First, big retailers must understand the customer segments in wholesale markets, the competitive dynamics of those segments, and the factors that make for success in each product category—all of which differ from their equivalents in retail segments. Without such an understanding, retailers will find it hard to select target segments or to give them the assortment, pricing, promotions, and services they need. Deli XL, for instance, thoroughly investigated the main requirements of the kinds of food service operators it wanted to serve before it developed its one-stop delivery wholesale model.

Second, retailers must decide on the most appropriate business system. Extending a retail system to the wholesale business won’t work; on the contrary, these companies will have to design their wholesale business systems from scratch, starting with their existing product knowledge and their new customers’ needs and then working backward with a business-to-business, wholesale mind-set and largely ignoring their retail operations. Ahold, for instance, designed the business system of Deli XL exclusively to serve wholesale clients, and Deli XL’s processes are separate from those of the retail business, with a different assortment and order-taking processes and a separate sales force. At a higher level, however, Ahold captures the synergies of the two businesses in bargaining power and brand recognition.

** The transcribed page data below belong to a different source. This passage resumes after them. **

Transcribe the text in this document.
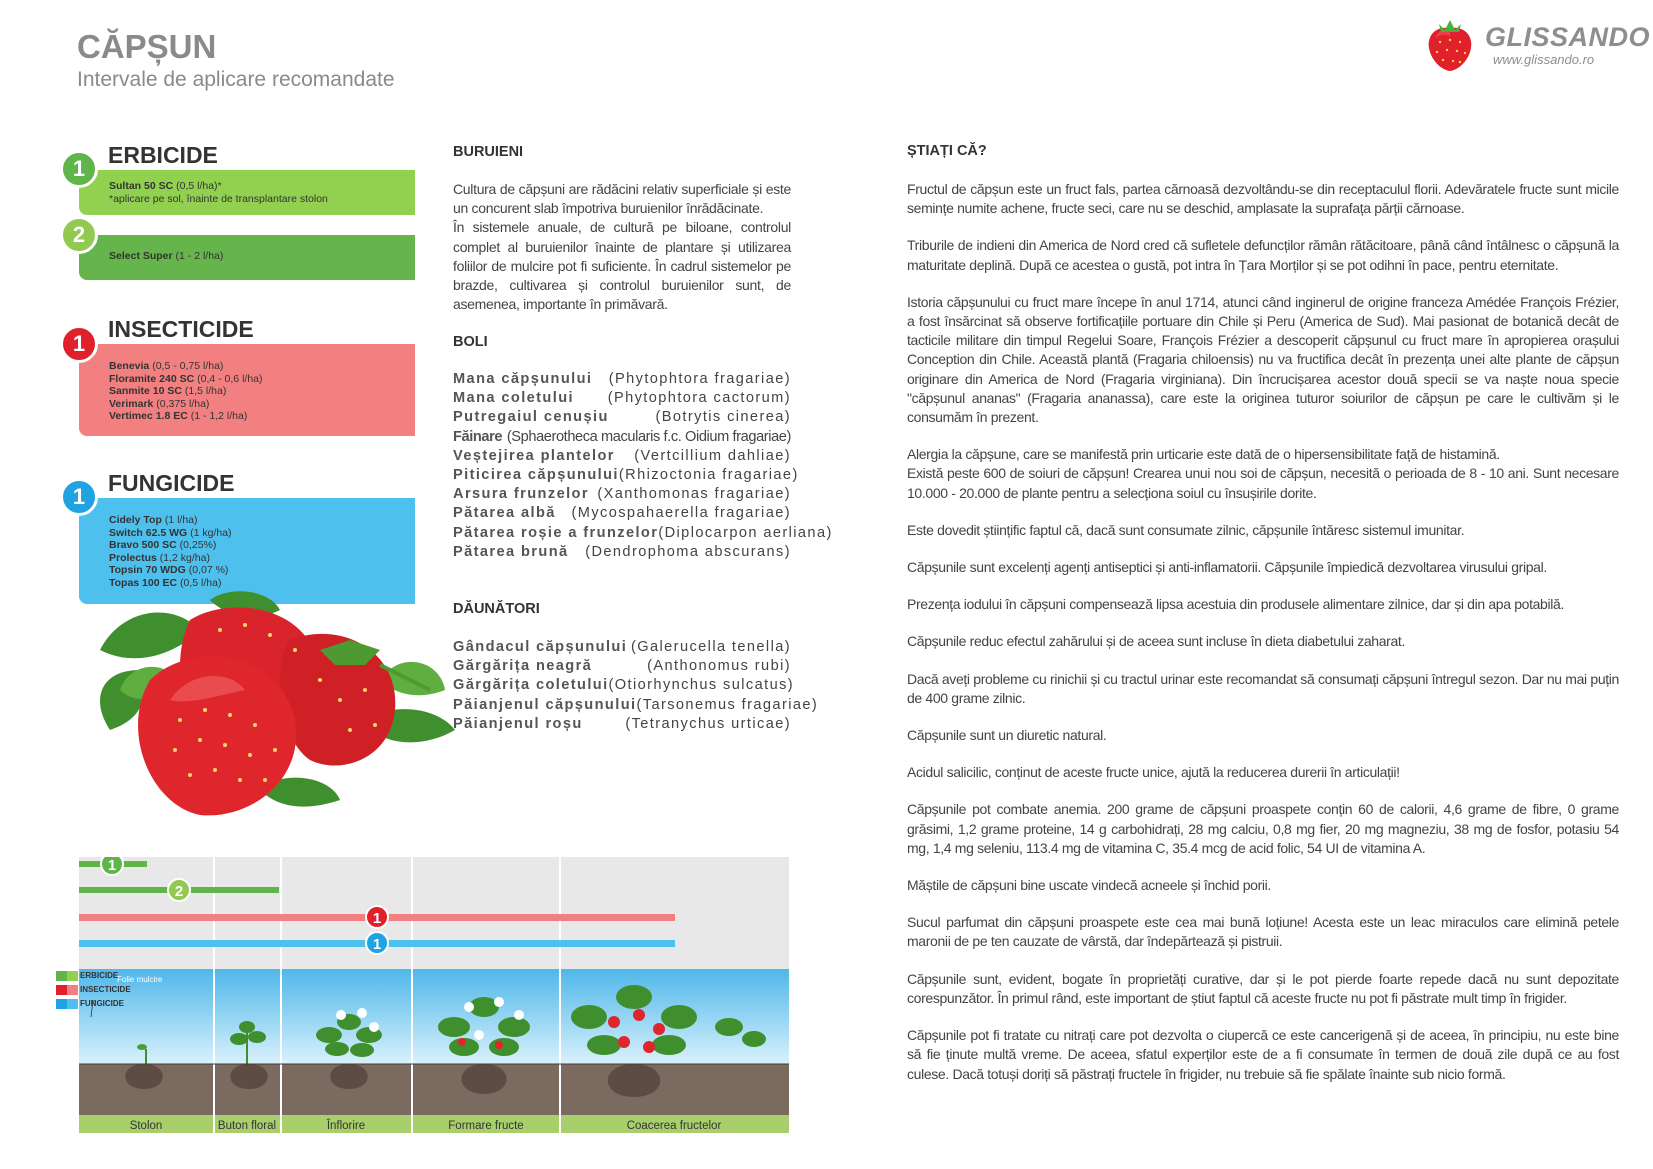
CĂPȘUN
Intervale de aplicare recomandate
GLISSANDO
www.glissando.ro
ERBICIDE
Sultan 50 SC (0,5 l/ha)*
*aplicare pe sol, înainte de transplantare stolon
1
Select Super (1 - 2 l/ha)
2
INSECTICIDE
Benevia (0,5 - 0,75 l/ha)
Floramite 240 SC (0,4 - 0,6 l/ha)
Sanmite 10 SC (1,5 l/ha)
Verimark (0,375 l/ha)
Vertimec 1.8 EC (1 - 1,2 l/ha)
1
FUNGICIDE
Cidely Top (1 l/ha)
Switch 62.5 WG (1 kg/ha)
Bravo 500 SC (0,25%)
Prolectus (1,2 kg/ha)
Topsin 70 WDG (0,07 %)
Topas 100 EC (0,5 l/ha)
1
BURUIENI
Cultura de căpșuni are rădăcini relativ superficiale și este un concurent slab împotriva buruienilor înrădăcinate.
În sistemele anuale, de cultură pe biloane, controlul complet al buruienilor înainte de plantare și utilizarea foliilor de mulcire pot fi suficiente. În cadrul sistemelor pe brazde, cultivarea și controlul buruienilor sunt, de asemenea, importante în primăvară.
BOLI
Mana căpșunului (Phytophtora fragariae)
Mana coletului (Phytophtora cactorum)
Putregaiul cenușiu	(Botrytis cinerea)
Făinare (Sphaerotheca macularis f.c. Oidium fragariae)
Veștejirea plantelor (Vertcillium dahliae)
Piticirea căpșunului (Rhizoctonia fragariae)
Arsura frunzelor (Xanthomonas fragariae)
Pătarea albă (Mycospahaerella fragariae)
Pătarea roșie a frunzelor (Diplocarpon aerliana)
Pătarea brună (Dendrophoma abscurans)
DĂUNĂTORI
Gândacul căpșunului (Galerucella tenella)
Gărgărița neagră	(Anthonomus rubi)
Gărgărița coletului (Otiorhynchus sulcatus)
Păianjenul căpșunului (Tarsonemus fragariae)
Păianjenul roșu	(Tetranychus urticae)
ȘTIAȚI CĂ?

Fructul de căpșun este un fruct fals, partea cărnoasă dezvoltându-se din receptaculul florii. Adevăratele fructe sunt micile semințe numite achene, fructe seci, care nu se deschid, amplasate la suprafața părții cărnoase.

Triburile de indieni din America de Nord cred că sufletele defuncților rămân rătăcitoare, până când întâlnesc o căpșună la maturitate deplină. După ce acestea o gustă, pot intra în Țara Morților și se pot odihni în pace, pentru eternitate.

Istoria căpșunului cu fruct mare începe în anul 1714, atunci când inginerul de origine franceza Amédée François Frézier, a fost însărcinat să observe fortificațiile portuare din Chile și Peru (America de Sud). Mai pasionat de botanică decât de tacticile militare din timpul Regelui Soare, François Frézier a descoperit căpșunul cu fruct mare în apropierea orașului Conception din Chile. Această plantă (Fragaria chiloensis) nu va fructifica decât în prezența unei alte plante de căpșun originare din America de Nord (Fragaria virginiana). Din încrucișarea acestor două specii se va naște noua specie "căpșunul ananas" (Fragaria ananassa), care este la originea tuturor soiurilor de căpșun pe care le cultivăm și le consumăm în prezent.

Alergia la căpșune, care se manifestă prin urticarie este dată de o hipersensibilitate față de histamină.
Există peste 600 de soiuri de căpșun! Crearea unui nou soi de căpșun, necesită o perioada de 8 - 10 ani. Sunt necesare 10.000 - 20.000 de plante pentru a selecționa soiul cu însușirile dorite.

Este dovedit științific faptul că, dacă sunt consumate zilnic, căpșunile întăresc sistemul imunitar.

Căpșunile sunt excelenți agenți antiseptici și anti-inflamatorii. Căpșunile împiedică dezvoltarea virusului gripal.

Prezența iodului în căpșuni compensează lipsa acestuia din produsele alimentare zilnice, dar și din apa potabilă.

Căpșunile reduc efectul zahărului și de aceea sunt incluse în dieta diabetului zaharat.

Dacă aveți probleme cu rinichii și cu tractul urinar este recomandat să consumați căpșuni întregul sezon. Dar nu mai puțin de 400 grame zilnic.

Căpșunile sunt un diuretic natural.

Acidul salicilic, conținut de aceste fructe unice, ajută la reducerea durerii în articulații!

Căpșunile pot combate anemia. 200 grame de căpșuni proaspete conțin 60 de calorii, 4,6 grame de fibre, 0 grame grăsimi, 1,2 grame proteine, 14 g carbohidrați, 28 mg calciu, 0,8 mg fier, 20 mg magneziu, 38 mg de fosfor, potasiu 54 mg, 1,4 mg seleniu, 113.4 mg de vitamina C, 35.4 mcg de acid folic, 54 UI de vitamina A.

Măștile de căpșuni bine uscate vindecă acneele și închid porii.

Sucul parfumat din căpșuni proaspete este cea mai bună loțiune! Acesta este un leac miraculos care elimină petele maronii de pe ten cauzate de vârstă, dar îndepărtează și pistruii.

Căpșunile sunt, evident, bogate în proprietăți curative, dar și le pot pierde foarte repede dacă nu sunt depozitate corespunzător. În primul rând, este important de știut faptul că aceste fructe nu pot fi păstrate mult timp în frigider.

Căpșunile pot fi tratate cu nitrați care pot dezvolta o ciupercă ce este cancerigenă și de aceea, în principiu, nu este bine să fie ținute multă vreme. De aceea, sfatul experților este de a fi consumate în termen de două zile după ce au fost culese. Dacă totuși doriți să păstrați fructele în frigider, nu trebuie să fie spălate înainte sub nicio formă.

1
2
1
1
Folie mulcire
Stolon	Buton floral	Înflorire	Formare fructe	Coacerea fructelor
ERBICIDE
INSECTICIDE
FUNGICIDE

Finally, if a retailer is to persuade horeca players to trust its wholesale ventures, it must hone its service skills. For most large retailers, this will mean investing in last-mile logistics, a sales force, the management of key customers, credit capabilities, and even brand awareness. Deli XL, for one, had to develop new warehousing and transport systems as well as new customer-service techniques to satisfy unfamiliar wholesale customers.

The challenge of Europe’s wholesale food and drink markets is a demanding one. But we believe that it is worth facing, especially because the food service segment—the biggest slice of an already large European pie—is still at stake. Companies that win a share of this segment now could enjoy huge advantages as it gets bigger.

About the Authors

Javier Castrillo is a principal and Jose Manuel Martinez is an associate principal in McKinsey’s Madrid office; Dieter Messner is an associate principal in the Vienna office.

Notes

1From this point onward, figures for the total food service market will exclude vending machines, gas stations, and convenience stores—alternative food service channels—which account for only a small fraction of food consumption in Europe.

2In many markets, including Germany, final consumers account for up to 80 percent of cash-and-carry sales, although this is not strictly legal, as cash-and-carry customers should have business licenses.

3Measured as earnings before interest and taxes (EBIT) over sales.

4The one-stop-shop delivery wholesale business model has been well developed in the United States by, for example, SYSCO and U.S. Foodservice. The concept exists in Europe but is relatively undeveloped there.

5Food service operators increasingly want to minimize the cooking workload in their own kitchens. Precooked products therefore represent a big opportunity for those wholesalers that can provide food service kitchens with a good range of offerings.